Brecher makes no pretense at hiding his biases. He chooses to illustrate research in a way that will help him get his point across, which is essentially that our society is still recovering from Victorianism and that the world will be a better place once we have cast off the last symptoms of this debilitating psychological disease. As he describes the work of Victorian Doctor Elizabeth Blackwell, he writes that she was “not a researcher in the contemporary sense,” pointing out that her “writings were based primarily on religious and philosophical principles—spiced here and there with anecdotes from her medical experiences with patients.” Contrasting this, Brecher describes Masters and Johnson’s study as “authoritative,” that “it was not based on speculation or random data but on direct laboratory observation of more than 10,000 male and female orgasms.” Brecher goes on to discuss how Masters and Johnson’s review of the psychological aspects of sexuality contains “the same scientific objectivity that they brought to the physiological aspects.” Clearly, Brecher is attempting to discredit Blackwell’s work, essentially naming it “non-scientific,” while crediting Masters and Johnson’s work, naming it “scientific,” which he knows is an argument that stands up in today’s society.
The most positive aspect of this book is its depth of information pertaining to sex research. The reader gets a really good idea of the work of many key individuals in this field. One negative aspect, I feel is Brecher’s attempt at giving the reader insight into the personal lives of the researchers, which he completely fails to do for some. And while the information is interesting, it seemed too ambitious of an endeavor and it diverted the attention from the actual work of the researchers. And it is still unclear to me what purpose it was to serve. I am in favor of biographies, but it seems unrealistic to squeeze in so many complex lives into one book. Another negative aspect was that Brecher did not stay objective in delivering the information. He responds at free will throughout the book to the information, letting readers know his thoughts about the matter at hand, making it “a very personal account,” as Masters and Johnson report in the foreword, “of what has interested him along the way.”

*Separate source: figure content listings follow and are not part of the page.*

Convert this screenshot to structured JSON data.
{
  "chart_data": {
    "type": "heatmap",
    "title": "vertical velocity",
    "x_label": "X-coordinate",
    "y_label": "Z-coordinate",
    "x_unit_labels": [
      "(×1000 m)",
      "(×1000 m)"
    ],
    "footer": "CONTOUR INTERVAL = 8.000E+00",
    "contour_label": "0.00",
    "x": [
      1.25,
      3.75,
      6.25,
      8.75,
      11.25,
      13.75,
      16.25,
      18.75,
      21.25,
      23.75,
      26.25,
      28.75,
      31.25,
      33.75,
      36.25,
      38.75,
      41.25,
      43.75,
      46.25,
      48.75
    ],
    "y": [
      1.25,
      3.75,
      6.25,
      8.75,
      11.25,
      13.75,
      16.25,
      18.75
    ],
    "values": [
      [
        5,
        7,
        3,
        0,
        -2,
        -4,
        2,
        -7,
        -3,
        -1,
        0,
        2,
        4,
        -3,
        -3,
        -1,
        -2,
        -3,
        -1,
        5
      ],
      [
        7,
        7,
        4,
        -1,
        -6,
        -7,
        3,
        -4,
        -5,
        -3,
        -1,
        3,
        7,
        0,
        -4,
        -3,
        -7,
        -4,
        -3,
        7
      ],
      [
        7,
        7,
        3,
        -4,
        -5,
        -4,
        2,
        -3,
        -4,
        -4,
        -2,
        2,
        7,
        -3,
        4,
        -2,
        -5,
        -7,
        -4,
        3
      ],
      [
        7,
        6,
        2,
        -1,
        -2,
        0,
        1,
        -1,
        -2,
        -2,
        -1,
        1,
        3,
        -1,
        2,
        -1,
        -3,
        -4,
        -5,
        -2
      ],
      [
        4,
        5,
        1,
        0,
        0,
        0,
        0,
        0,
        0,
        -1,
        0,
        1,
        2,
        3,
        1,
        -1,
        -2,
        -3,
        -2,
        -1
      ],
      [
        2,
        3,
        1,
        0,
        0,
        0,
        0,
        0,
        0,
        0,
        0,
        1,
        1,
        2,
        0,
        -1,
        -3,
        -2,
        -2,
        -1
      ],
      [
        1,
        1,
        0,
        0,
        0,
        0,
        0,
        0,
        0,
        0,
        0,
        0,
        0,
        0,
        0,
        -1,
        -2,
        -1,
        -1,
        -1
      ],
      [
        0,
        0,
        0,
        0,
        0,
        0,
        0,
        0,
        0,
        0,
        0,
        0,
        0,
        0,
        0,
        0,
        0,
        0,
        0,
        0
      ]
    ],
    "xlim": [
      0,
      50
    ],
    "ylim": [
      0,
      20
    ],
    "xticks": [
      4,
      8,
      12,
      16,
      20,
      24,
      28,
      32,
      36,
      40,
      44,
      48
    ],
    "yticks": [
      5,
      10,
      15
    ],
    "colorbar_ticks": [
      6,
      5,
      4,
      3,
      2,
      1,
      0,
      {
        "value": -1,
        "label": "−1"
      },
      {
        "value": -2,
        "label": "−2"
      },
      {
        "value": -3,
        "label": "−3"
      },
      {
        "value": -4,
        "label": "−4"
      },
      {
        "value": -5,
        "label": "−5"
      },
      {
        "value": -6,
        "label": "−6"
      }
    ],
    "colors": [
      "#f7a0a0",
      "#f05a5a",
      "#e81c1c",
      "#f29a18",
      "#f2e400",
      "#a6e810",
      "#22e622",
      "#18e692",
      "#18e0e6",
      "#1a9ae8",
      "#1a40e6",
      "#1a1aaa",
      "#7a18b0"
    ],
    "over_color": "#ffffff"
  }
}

This book would be of interest to any sex researcher, or anyone interested in the field of sex research. It is educational and entertaining. It is a valuable contribution to the field of sexology. While it does either overlook or breeze past some important names in the history of sex research, such as Iwan Bloch, Magnus Hirshfeld, and Wilhelm Reich, and misses out on many contemporary researchers, it still offers so much depth and understanding of the field to our society. Brecher most certainly fulfilled his goal of both bringing sex research into the light of the sixties, and relaying his message that “Victorianism” is still afflicting our society, and that it is largely, if not solely, responsible for the psychological aspects of human sexual dysfunction.